We’d like to encourage the invited artists to reconsider their participation, and not to show their talent and art on a stage that is partnered with the Israeli government. Further we want to empower all readers to write to the organizers of the Pop Culture Festival and to remind them why we will not tolerate a partnership with the Israeli Apartheid state.

To reuse the powerful words of the singer Talib Kweli “Any antiracism which excludes Palestinians isn’t antiracism at all!”

All good things come in three’s. We are calling on the organizers of the festival, yet again, not only to speak about a discursive space, but also to create one. After 14 invited artists refused to participate in your festival, after numerous calls for boycott in the last year and failed panel discussions, in which BDS and Palestinians were talked about rather than with, we feel that the organizers have more than sufficient reason to sever their partnership with the Israeli Embassy.

Original Statement

 

Repetitor - 21 August 2019

It is with a heavy heart that we will be taking the stage at Pop-Kultur Festival in Berlin tomorrow.

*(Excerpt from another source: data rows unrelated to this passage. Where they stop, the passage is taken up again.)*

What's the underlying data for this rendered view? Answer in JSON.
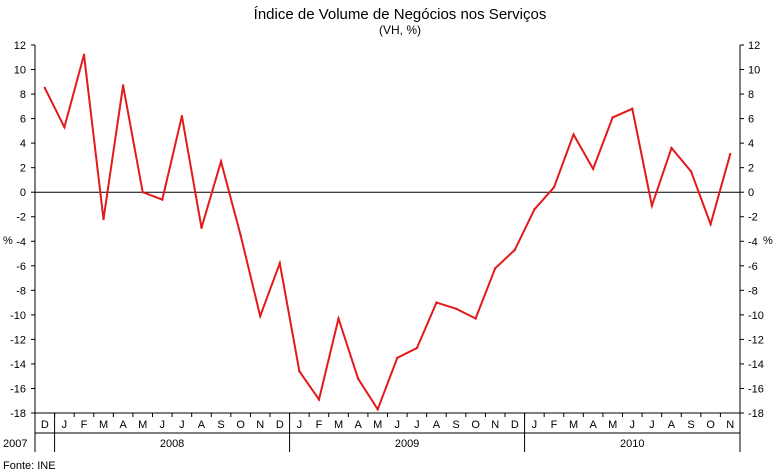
{
  "chart_data": {
    "type": "line",
    "title": "Índice de Volume de Negócios nos Serviços",
    "subtitle": "(VH, %)",
    "ylabel_left": "%",
    "ylabel_right": "%",
    "ylim": [
      -18,
      12
    ],
    "yticks": [
      12,
      10,
      8,
      6,
      4,
      2,
      0,
      -2,
      -4,
      -6,
      -8,
      -10,
      -12,
      -14,
      -16,
      -18
    ],
    "categories": [
      "D",
      "J",
      "F",
      "M",
      "A",
      "M",
      "J",
      "J",
      "A",
      "S",
      "O",
      "N",
      "D",
      "J",
      "F",
      "M",
      "A",
      "M",
      "J",
      "J",
      "A",
      "S",
      "O",
      "N",
      "D",
      "J",
      "F",
      "M",
      "A",
      "M",
      "J",
      "J",
      "A",
      "S",
      "O",
      "N"
    ],
    "years": [
      {
        "label": "2007",
        "start": 0,
        "end": 0
      },
      {
        "label": "2008",
        "start": 1,
        "end": 12
      },
      {
        "label": "2009",
        "start": 13,
        "end": 24
      },
      {
        "label": "2010",
        "start": 25,
        "end": 35
      }
    ],
    "series": [
      {
        "color": "#e31a1c",
        "values": [
          8.5,
          5.3,
          11.2,
          -2.2,
          8.7,
          0.0,
          -0.6,
          6.2,
          -2.9,
          2.5,
          -3.5,
          -10.1,
          -5.8,
          -14.6,
          -16.9,
          -10.3,
          -15.2,
          -17.7,
          -13.5,
          -12.7,
          -9.0,
          -9.5,
          -10.3,
          -6.2,
          -4.7,
          -1.4,
          0.4,
          4.7,
          1.9,
          6.1,
          6.8,
          -1.1,
          3.6,
          1.7,
          -2.6,
          3.1
        ]
      }
    ],
    "grid": false,
    "axis_color": "#000000"
  },
  "source": "Fonte: INE"
}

We only recently learned the scale of Pop-Kultur’s ongoing partnership with the Israeli government, which exploits the arts in order to cover up its racist, apartheid policies against the Palestinian people. Indeed, we were shocked to see the logo of the Israeli embassy prominently displayed on the Pop-Kultur website.

We join the calls from Palestinian, Israeli and international artists urging Pop-Kultur Festival to end all ties with the Israeli government until Palestinians can live without oppression or apartheid, in their own state.

Just as it would have been reprehensible for a self-defined progressive festival to partner with or accept any support from the apartheid regime in South Africa in the past, while locals call them not to, it is now wrong for Pop-Kultur to partner with the Israeli government until it fully complies with its obligations under international law and respects Palestinian national rights for an independent state, recognized by the UN.

As a band that takes calls from the oppressed local Palestinian, and even some Israeli community seriously, Repetitor commits to not playing future gigs in Israel or at events sponsored by its government. We don’t want to be used in a campaign of normalizing racial segregation and occupation of Palestinian territories.

We stand in solidarity with the Palestinian people like they stood and still stand with our own.